S’agissant des auditeurs et des experts-comptables, le déséquilibre entre candidats et recruteurs persiste en faveur des premiers. Si 71 % des postulants trouvent un emploi en moins d’un mois, seuls 6 % des cabinets parviennent à recruter un nouveau collaborateur dans un délai aussi restreint. Cette pénurie de candidats s’explique notamment par la dégradation de l’image des cabinets d’expertise comptable auprès des jeunes, qui refusent notamment de se spécialiser en comptabilité générale.
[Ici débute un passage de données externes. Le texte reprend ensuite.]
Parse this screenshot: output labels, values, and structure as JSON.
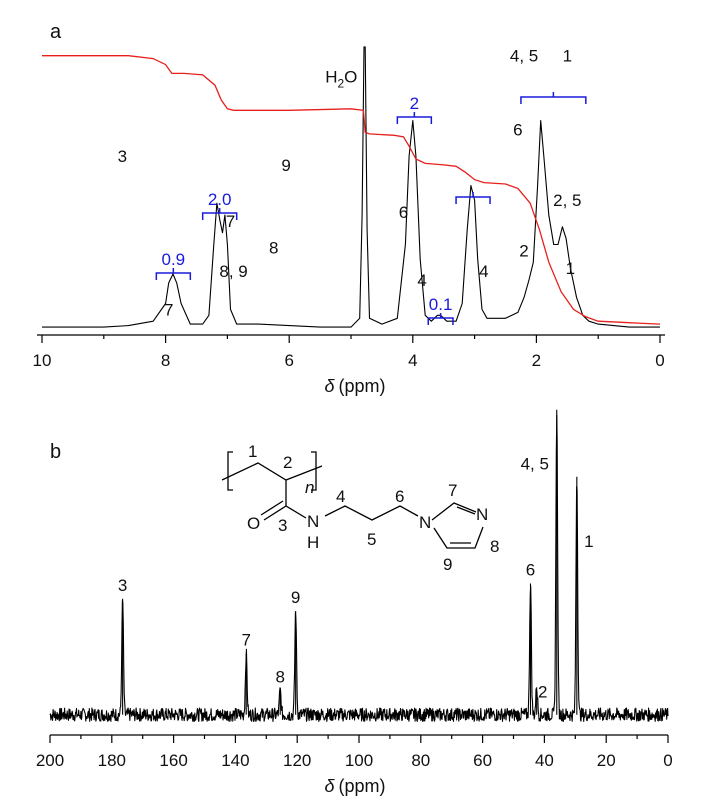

A l’heure où le marché de l’emploi des cadres semble trouver un nouvel équilibre, avec une pénurie de talents en passe de se résorber, les métiers de l’audit et de l’expertise comptable font exception. Selon la dernière enquête Hays, si 48 % des collaborateurs envisagent une carrière à long terme dans la profession comptable, 22 % n’y voient pas d’avenir. En cause : une profession qui a connu un grand bouleversement lors de la crise sanitaire et qui, depuis, peine à redresser la barre. « Beaucoup de cabinets ont pressurisé leurs collaborateurs lors de la crise sanitaire. Désormais, les candidats réclament un meilleur équilibre entre vie professionnelle et vie personnelle, et font valoir le droit à la déconnexion », constate Julia Schneider, manager executive senior, Hays Accountancy & Finance.
Une pression qui, selon certains experts, remonte bien avant la crise sanitaire. « Depuis dix ans, les cabinets d’audit et d’expertise comptable peinent à recruter, constate Alexandre Ricard, fondateur du cabinet Elma Recrutement. Les cabinets d’expertise comptable ont connu un âge d’or durant lequel ils étaient considérés comme la voie royale pour commencer une carrière. Il n’y avait alors aucune pénurie. Ils ont profité de cette période faste, en rognant sur les rémunérations et les conditions de travail. A force de tirer sur la corde, ils font face à d’importantes difficultés de recrutement. Il y a aujourd’hui un réel problème d’image. »
«Au bout de quatre à cinq années, un écart se creuse entre les cabinets et les entreprises du fait de la faiblesse de la rémunération variable dans les premiers. Cela amène les candidats à postuler ailleurs.»